Doug Turnbull’s Test Driven Relevancy was interesting, discussing OSC’s Quepid tool that allows content owners and search experts to work together to tweak and tune Solr’s options to present the right results for a query. I wondered whether this tool might eventually be used to develop a Learning to Rank option for Solr, as Lucene 4 now supports a pluggable scoring model.
I enjoyed Real-Time Inverted Search in the Cloud Using Lucene and Storm during which Joshua Conlin told us about running hundreds of thousands of stored queries in a distrubuted architecture. Storm in particular sounds worth investigating further. There is currently no attempt to reduce or ‘prune’ the set of queries before applying them: Joshua quoted speeds of 4000 queries/sec across their cluster of 8 instances: impressive numbers, but our own monitoring applications are working at 20 times that speed by working out which queries not to apply.

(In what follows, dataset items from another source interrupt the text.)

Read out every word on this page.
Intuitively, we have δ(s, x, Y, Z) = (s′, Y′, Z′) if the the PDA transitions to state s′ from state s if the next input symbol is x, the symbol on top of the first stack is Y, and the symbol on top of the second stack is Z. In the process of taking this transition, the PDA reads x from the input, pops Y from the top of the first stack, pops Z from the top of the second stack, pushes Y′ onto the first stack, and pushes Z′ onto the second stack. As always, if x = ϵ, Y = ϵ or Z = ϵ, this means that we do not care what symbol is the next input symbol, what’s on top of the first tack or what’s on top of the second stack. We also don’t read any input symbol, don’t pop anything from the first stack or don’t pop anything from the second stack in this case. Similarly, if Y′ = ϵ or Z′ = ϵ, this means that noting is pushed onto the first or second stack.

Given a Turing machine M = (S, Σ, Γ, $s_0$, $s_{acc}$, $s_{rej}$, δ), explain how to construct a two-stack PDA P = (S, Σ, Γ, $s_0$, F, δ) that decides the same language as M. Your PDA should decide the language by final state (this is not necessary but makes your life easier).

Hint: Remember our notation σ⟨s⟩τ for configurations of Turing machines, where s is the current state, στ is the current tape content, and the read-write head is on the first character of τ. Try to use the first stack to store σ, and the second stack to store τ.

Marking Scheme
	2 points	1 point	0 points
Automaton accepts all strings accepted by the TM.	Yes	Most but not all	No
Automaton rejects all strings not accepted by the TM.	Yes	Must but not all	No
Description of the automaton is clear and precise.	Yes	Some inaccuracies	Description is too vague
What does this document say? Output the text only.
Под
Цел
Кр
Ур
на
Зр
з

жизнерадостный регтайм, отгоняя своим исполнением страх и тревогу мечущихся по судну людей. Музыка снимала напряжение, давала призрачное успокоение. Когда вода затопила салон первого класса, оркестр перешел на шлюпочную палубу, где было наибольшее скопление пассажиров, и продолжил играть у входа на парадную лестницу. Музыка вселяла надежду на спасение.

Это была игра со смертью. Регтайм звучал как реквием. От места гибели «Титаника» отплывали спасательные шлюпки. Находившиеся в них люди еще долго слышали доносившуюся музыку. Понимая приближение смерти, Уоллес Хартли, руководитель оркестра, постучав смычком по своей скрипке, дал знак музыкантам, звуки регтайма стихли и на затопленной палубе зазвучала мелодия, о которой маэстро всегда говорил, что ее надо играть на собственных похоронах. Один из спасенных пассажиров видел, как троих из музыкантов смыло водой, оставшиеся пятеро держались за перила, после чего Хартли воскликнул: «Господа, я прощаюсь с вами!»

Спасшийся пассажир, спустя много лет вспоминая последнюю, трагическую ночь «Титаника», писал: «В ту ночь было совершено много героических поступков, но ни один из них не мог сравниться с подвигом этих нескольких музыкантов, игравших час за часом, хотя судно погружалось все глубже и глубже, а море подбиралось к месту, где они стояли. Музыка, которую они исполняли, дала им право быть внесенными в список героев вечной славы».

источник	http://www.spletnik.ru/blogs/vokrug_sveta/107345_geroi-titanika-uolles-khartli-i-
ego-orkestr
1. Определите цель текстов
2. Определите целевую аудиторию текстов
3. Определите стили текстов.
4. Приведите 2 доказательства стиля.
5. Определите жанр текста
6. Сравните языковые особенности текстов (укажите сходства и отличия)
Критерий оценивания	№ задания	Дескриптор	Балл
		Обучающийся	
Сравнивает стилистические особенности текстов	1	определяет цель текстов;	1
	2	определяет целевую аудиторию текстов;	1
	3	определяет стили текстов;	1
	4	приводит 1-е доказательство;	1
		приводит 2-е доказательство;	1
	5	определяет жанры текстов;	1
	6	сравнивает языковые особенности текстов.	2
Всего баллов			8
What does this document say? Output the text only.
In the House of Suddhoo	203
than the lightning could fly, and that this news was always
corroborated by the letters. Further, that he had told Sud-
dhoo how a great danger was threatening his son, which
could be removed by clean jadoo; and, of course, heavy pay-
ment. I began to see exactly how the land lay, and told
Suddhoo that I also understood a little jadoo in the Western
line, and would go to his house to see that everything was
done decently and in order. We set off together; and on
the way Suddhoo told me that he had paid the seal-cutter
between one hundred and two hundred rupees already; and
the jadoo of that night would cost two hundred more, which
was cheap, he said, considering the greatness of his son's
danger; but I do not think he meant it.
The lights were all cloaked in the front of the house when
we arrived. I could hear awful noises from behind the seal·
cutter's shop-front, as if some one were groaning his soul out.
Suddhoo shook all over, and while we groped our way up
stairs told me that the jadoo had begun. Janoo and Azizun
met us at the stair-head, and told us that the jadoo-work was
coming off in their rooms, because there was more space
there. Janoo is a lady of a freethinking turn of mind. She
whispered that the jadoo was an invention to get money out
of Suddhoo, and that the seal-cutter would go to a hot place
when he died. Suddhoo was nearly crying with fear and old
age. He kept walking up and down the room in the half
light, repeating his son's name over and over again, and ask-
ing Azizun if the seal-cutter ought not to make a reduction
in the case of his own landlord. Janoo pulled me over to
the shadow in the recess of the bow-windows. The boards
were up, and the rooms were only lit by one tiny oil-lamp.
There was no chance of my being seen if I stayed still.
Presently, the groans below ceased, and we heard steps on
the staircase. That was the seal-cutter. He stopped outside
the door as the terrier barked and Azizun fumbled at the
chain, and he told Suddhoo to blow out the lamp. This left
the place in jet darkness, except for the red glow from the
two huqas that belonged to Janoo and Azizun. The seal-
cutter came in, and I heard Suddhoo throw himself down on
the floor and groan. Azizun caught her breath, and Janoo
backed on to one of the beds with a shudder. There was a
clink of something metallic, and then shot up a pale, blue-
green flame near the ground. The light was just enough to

I broke out at this point to catch up with some contacts, including the redoubtable Iain Fletcher of Search Technologies – always a pleasure. After a sandwich lunch I went along to hear Andrzej Bialecki of Lucidworks talk about Sidecar Indexes, a method for allowing rapid updates to Lucene fields. This reminded me of our own experiments in this area using Lucene’s pluggable codecs.
Next was more from the Opensource Connections team, as John Berryman talked about their work to update a patent search application that uses a very old search syntax, BRS. This sounds very much the work we’ve done to translate one search engine syntax into another for various media monitoring companies – so far we can handle dtSearch and we’re currently finishing off support for HP/Autonomy Verity’s VQL (PDF).
This latter issue has got me thinking that perhaps it might be possible to collaboratively develop an open source search engine query language – various parsers could be developed to turn other search syntaxes into this language, and search engines like Lucene (or anything else) could then be extended to implement support for it. This would potentially allow much easier migration between search engine technologies. I’m discussing the concept with various folks at the event this week so do please get in touch if you are interested!
Back tomorrow with a further update on this exciting conference – tonight we’re all off to the Temple Bar area of Dublin for food and drink, generously provided by Lucidworks who should also be thanked for organising the Revolution.